FAQ’s

1How much can I spend on housing and how much can I borrow?
Ans. All buyers will be limited to spending up to 35% of their gross income on housing, and can only borrow up to 42% of gross income once other loans are included.
2What is the mortgage rule?
Ans. Lenders typically want no more than 28% of your gross (i.e., before tax) monthly income to go toward your housing expenses, including your mortgage payment, ... Once you add in monthly payments on other debt, the total shouldn't exceed 36% of your gross income.
3The main changes to CMHC lending rules?
Ans. Gross debt service (GDS) ratios must be under 35, down from 39. Total debt service (TDS) ratios must be under 42, down from 44. Borrower's credit score must be at least 680, up from 620. Borrowed down payments will no longer be allowed.
4What does a mortgage advisor do?
Your mortgage advisor helps you choose the financing solution that best suits your needs. They're by your side at every step of the homebuying process and can help you get pre‑approved for a mortgage as early as your very first meeting.
5If a couple divorces or separates, what happens to their mortgage?
Ans. There are a few options:

The couple can sell their property and split the equity between them.

One spouse can assume the mortgage (i.e., accept sole responsibility for it)*.

One spouse can buy out the other and refinance the property

(get a new mortgage)*. *Subject to approval by National Bank.
6What is mortgage security?
Ans. When you borrow money to purchase a home, you agree to use your home as collateral for the loan. This agreement is known as a “mortgage” (or “hypothec” in Quebec). If you default on your mortgage loan, the lender can take legal action to gain possession of your home or sell it.

The charge is registered at the land registry office. Each province has its own rules regarding the different types of mortgages and how they are registered.
7How do I use my RRSPs to buy my first home?
Ans. You can use your RRSP to buy a home through the Home Buyers' Plan (HBP), which allows you to withdraw funds from your RRSP to use as a down payment and repay the amount withdrawn later. You can withdraw up to $35,000 per borrower tax-free, and you have 15 years to pay it back, interest-free.
8What documents do I need?
Ans. If you have a meeting coming up with your mortgage advisor, plan ahead to make the most of your time.

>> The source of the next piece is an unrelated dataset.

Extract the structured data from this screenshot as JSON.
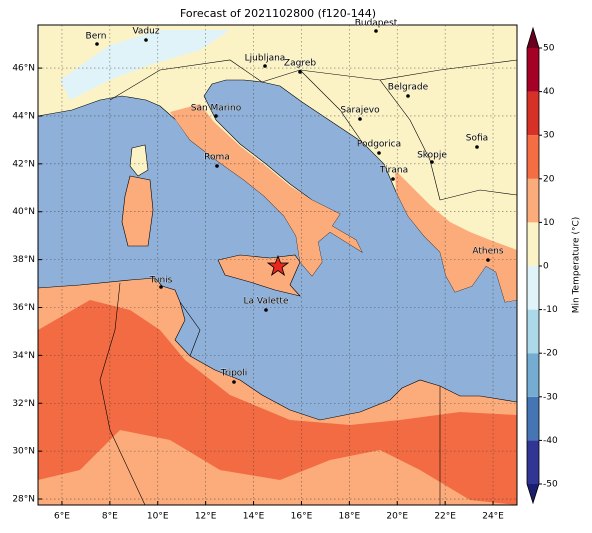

We’ve put together a list of the documents you’ll need.
9What is mortgage refinancing?
Ans. Mortgage refinancing lets you borrow against the equity in your home. Refinancing allows you to borrow up to 80% of the estimated value of your property, minus the balance of your existing mortgage. This can be an attractive option, because it provides a new source of credit to help finance your projects. Good to know: If the value of your home has gone up over time, your home equity will also have increased.
10How do I transfer my mortgage?
Ans. If you have a mortgage loan at another financial institution, it is possible to transfer it to National Bank. In the case of an insured mortgage, only the balance of the loan can be transferred. However, you can add the transfer fee (if applicable) to your loan, up to a maximum of $3,000.